Zwischen der grenzenlosen Euphorie von damals und den Grenzregionen von heute liegen 25 Jahre. Was hat das Vierteljahrhundert der offenen Grenzen dort bewirkt, wo sie einst so verschlossen waren? Wer kann profitieren, warum gelingt es anderswo nicht? Und vor allem: Wird es gelingen, ein Vierteljahrhundert nach dem Durchschneiden der Stacheldrähte auch alle menschlichen Barrieren abzubauen?

Diesen Fragen gehen Kurt Langbein und Judith E. Innerhofer für diesen Film nach und finden Antworten bei kleinen und großen Akteuren, bei Gewinnern und Verlierern, bei grenzenlosen Denkern und Beschwörern der Grenzen.

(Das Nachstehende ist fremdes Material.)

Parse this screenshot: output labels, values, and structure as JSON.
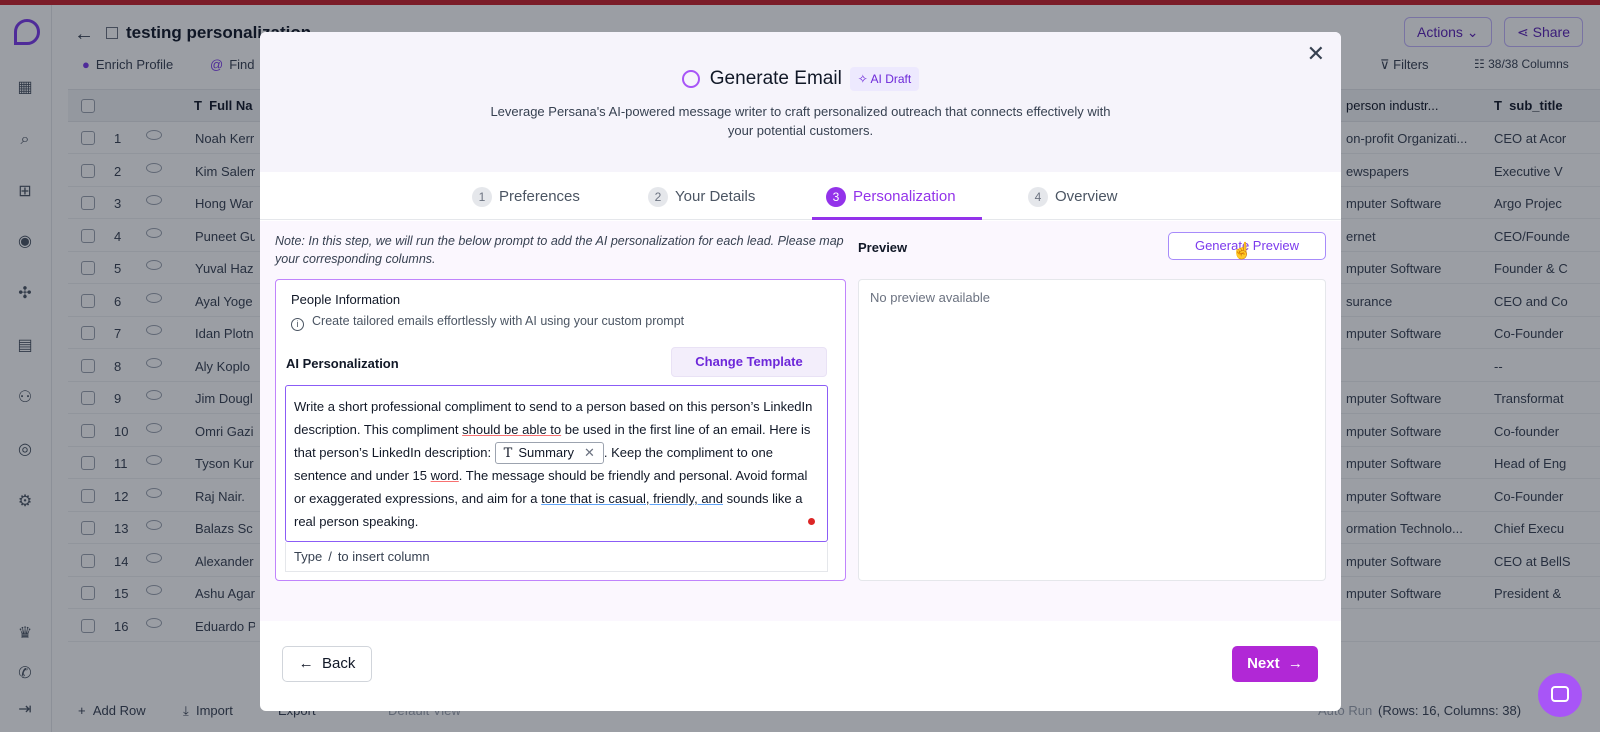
{
  "app": {
    "sheet_title": "testing personalization",
    "header_buttons": {
      "actions": "Actions",
      "share": "Share"
    },
    "toolbar": {
      "enrich": "Enrich Profile",
      "find": "Find",
      "filters": "Filters",
      "columns": "38/38 Columns"
    },
    "grid": {
      "headers": {
        "full_name": "Full Na",
        "industry": "person industr...",
        "sub_title": "sub_title"
      },
      "rows": [
        {
          "n": "1",
          "name": "Noah Kerr",
          "ind": "on-profit Organizati...",
          "sub": "CEO at Acor"
        },
        {
          "n": "2",
          "name": "Kim Salem",
          "ind": "ewspapers",
          "sub": "Executive V"
        },
        {
          "n": "3",
          "name": "Hong War",
          "ind": "mputer Software",
          "sub": "Argo Projec"
        },
        {
          "n": "4",
          "name": "Puneet Gu",
          "ind": "ernet",
          "sub": "CEO/Founde"
        },
        {
          "n": "5",
          "name": "Yuval Haz",
          "ind": "mputer Software",
          "sub": "Founder & C"
        },
        {
          "n": "6",
          "name": "Ayal Yoge",
          "ind": "surance",
          "sub": "CEO and Co"
        },
        {
          "n": "7",
          "name": "Idan Plotn",
          "ind": "mputer Software",
          "sub": "Co-Founder"
        },
        {
          "n": "8",
          "name": "Aly Koplo",
          "ind": "",
          "sub": "--"
        },
        {
          "n": "9",
          "name": "Jim Dougl",
          "ind": "mputer Software",
          "sub": "Transformat"
        },
        {
          "n": "10",
          "name": "Omri Gazi",
          "ind": "mputer Software",
          "sub": "Co-founder"
        },
        {
          "n": "11",
          "name": "Tyson Kur",
          "ind": "mputer Software",
          "sub": "Head of Eng"
        },
        {
          "n": "12",
          "name": "Raj Nair.",
          "ind": "mputer Software",
          "sub": "Co-Founder"
        },
        {
          "n": "13",
          "name": "Balazs Sc",
          "ind": "ormation Technolo...",
          "sub": "Chief Execu"
        },
        {
          "n": "14",
          "name": "Alexander",
          "ind": "mputer Software",
          "sub": "CEO at BellS"
        },
        {
          "n": "15",
          "name": "Ashu Agar",
          "ind": "mputer Software",
          "sub": "President &"
        },
        {
          "n": "16",
          "name": "Eduardo P",
          "ind": "",
          "sub": ""
        }
      ]
    },
    "footer": {
      "add_row": "Add Row",
      "import": "Import",
      "export": "Export",
      "default_view": "Default View",
      "auto_run": "Auto Run",
      "stats": "(Rows: 16, Columns: 38)"
    }
  },
  "modal": {
    "title": "Generate Email",
    "badge": "AI Draft",
    "subtitle": "Leverage Persana's AI-powered message writer to craft personalized outreach that connects effectively with your potential customers.",
    "steps": [
      {
        "num": "1",
        "label": "Preferences"
      },
      {
        "num": "2",
        "label": "Your Details"
      },
      {
        "num": "3",
        "label": "Personalization"
      },
      {
        "num": "4",
        "label": "Overview"
      }
    ],
    "note": "Note: In this step, we will run the below prompt to add the AI personalization for each lead. Please map your corresponding columns.",
    "preview_label": "Preview",
    "generate_preview": "Generate Preview",
    "people_info_title": "People Information",
    "people_info_desc": "Create tailored emails effortlessly with AI using your custom prompt",
    "ai_personalization_label": "AI Personalization",
    "change_template": "Change Template",
    "prompt": {
      "p1": "Write a short professional compliment to send to a person based on this person’s LinkedIn description. This compliment ",
      "p2": "should be able to",
      "p3": " be used in the first line of an email. Here is that person’s LinkedIn description: ",
      "chip": "Summary",
      "p4": ". Keep the compliment to one sentence and under 15 ",
      "p5": "word",
      "p6": ". The message should be friendly and personal. Avoid formal or exaggerated expressions, and aim for a ",
      "p7": "tone that is casual, friendly, and",
      "p8": " sounds like a real person speaking."
    },
    "insert_hint": {
      "before": "Type",
      "slash": "/",
      "after": "to insert column"
    },
    "preview_empty": "No preview available",
    "back": "Back",
    "next": "Next"
  },
  "colors": {
    "accent": "#9333ea",
    "next_button": "#b128d6",
    "top_accent": "#c8202a"
  }
}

„Ich hoffe, dass auch meine Kinder nicht in Ungarn bleiben“, sagt Dora Gáspár, die ihre vier Kinder allein zurücklassen musste, um in Österreich als Pflegerin deren Überleben zu finanzieren. „Ohne die Öffnung wären wir heute noch ein Kleinbetrieb“, weiß hingegen der burgenländische Konzernchef Michael Leier, der das Geschäft im Osten früh für sich zu nutzen wusste. „Und wir können dort sicher noch weiter wachsen, denn Aufholbedarf ist dort noch immer da.“

Kriminalität und Bürgerwehr

So emotional und euphorisch der Zusammenbruch des Ostblocks damals gefeiert wurde, 25 Jahre später ist die Euphorie vielerorts verflogen. Offene Grenzen werden als Sicherheitsrisiko empfunden, etwa bei vielen Einwohnern von Deutschkreutz, die gegen die Kriminalität aus dem Osten eine Art Bürgerwehr gegründet haben. „Veränderungen lösen im Menschen Unsicherheit aus. Und der Fall des Vorhangs bedeutet nun einmal eine enorme historische Veränderung“, so der Soziologe Christoph Reinprecht. Er analysiert, was hinter Schlagworten wie „Ostbanden“ oder „Überschwemmung des Arbeitsmarktes“ steckt.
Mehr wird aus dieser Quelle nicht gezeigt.